En effet, il faut rappeler qu’actuellement la politique de la France pour la lutte contre la pollution de l’eau par les nitrates est en cours de révision : des zones vulnérables doivent être redessinées et de nouveaux programmes d’actions définis. Cette mise à jour intervient alors qu’en février 2012 la Commission européenne a traduit la France devant la Cour de justice de l’Union européenne (CJUE) « pour n’avoir pas pris les mesures efficaces contre la pollution des eaux par les nitrates » car « La France n’a toujours pas désigné un certain nombre de zones vulnérables à la pollution par les nitrates », déplorait la Commission qui demandait « instamment à la France de prendre des mesures en désignant davantage de zones et en élaborant des plans appropriés ».

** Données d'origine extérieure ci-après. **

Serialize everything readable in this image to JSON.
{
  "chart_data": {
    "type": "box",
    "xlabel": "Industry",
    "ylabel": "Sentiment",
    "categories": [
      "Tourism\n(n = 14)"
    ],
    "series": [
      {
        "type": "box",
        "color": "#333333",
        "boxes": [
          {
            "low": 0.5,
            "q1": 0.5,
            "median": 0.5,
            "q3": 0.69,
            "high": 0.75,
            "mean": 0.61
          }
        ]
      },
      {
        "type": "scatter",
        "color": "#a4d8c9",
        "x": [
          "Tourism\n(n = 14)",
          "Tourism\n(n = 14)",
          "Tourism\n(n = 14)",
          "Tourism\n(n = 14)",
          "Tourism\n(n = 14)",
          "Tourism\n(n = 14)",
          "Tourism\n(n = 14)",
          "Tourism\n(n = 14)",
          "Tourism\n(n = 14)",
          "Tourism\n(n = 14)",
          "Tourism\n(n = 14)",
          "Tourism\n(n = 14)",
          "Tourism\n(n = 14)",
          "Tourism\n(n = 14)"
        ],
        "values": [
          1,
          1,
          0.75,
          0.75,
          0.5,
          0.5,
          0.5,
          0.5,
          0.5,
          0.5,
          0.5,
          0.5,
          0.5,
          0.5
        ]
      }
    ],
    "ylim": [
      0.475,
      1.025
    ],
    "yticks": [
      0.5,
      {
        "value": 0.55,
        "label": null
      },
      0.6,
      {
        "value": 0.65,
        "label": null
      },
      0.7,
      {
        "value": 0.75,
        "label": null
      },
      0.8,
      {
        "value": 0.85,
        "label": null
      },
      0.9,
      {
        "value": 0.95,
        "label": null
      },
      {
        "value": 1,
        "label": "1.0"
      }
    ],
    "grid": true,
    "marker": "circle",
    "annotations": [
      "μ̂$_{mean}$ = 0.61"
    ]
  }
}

Certes nous sommes dans un contexte politique délicat avec les élections des Chambres d’agriculture ce qui pousse certains syndicats à critiquer les propositions de l’administration française et à demander un moratoire sur l’extension des zones vulnérables et à revoir complètement la copie sur le cadrage des 5èmes programmes d’actions Directive nitrates.

Mais ces excès ne sont pas partagés par tous. Certains acteurs de terrain s’engagent déjà pour modifier leurs pratiques en ce sens, mais leurs efforts ne sont malheureusement pas retranscrits dans cette charte.

Alors, profitons de l’aspect positif de ces chartes qui a été de mettre l’ensemble des acteurs concernés autour d’une table pour imaginer conjointement les conditions techniques, financières et agronomiques d’un passage de l’agriculture bretonne à un autre modèle respectueux des paysans et de la terre. Avec 600€/ha et en plus les aides de la PAC, nous pouvons mettre en œuvre une autre projet de territoire, plus audacieux, plus volontariste.

Pour conclure, cette charte ne tient pas compte de l’urgence de la situation et la chambre d’agriculture est omniprésente pour l’accompagnement des agriculteurs. Malheureusement, ces constats ne s’appliquent pas à cette seule charte de territoire. De manière générale, soumises à la pression de plusieurs lobby, elles ne respectent pas la législation et ne permettront pas d’atteindre les objectifs attendus.

Pour ces raisons, et malgré le contexte local décrit plus haut qui pourrait laisser espérer des possibilités de progrès, nous voterons contre.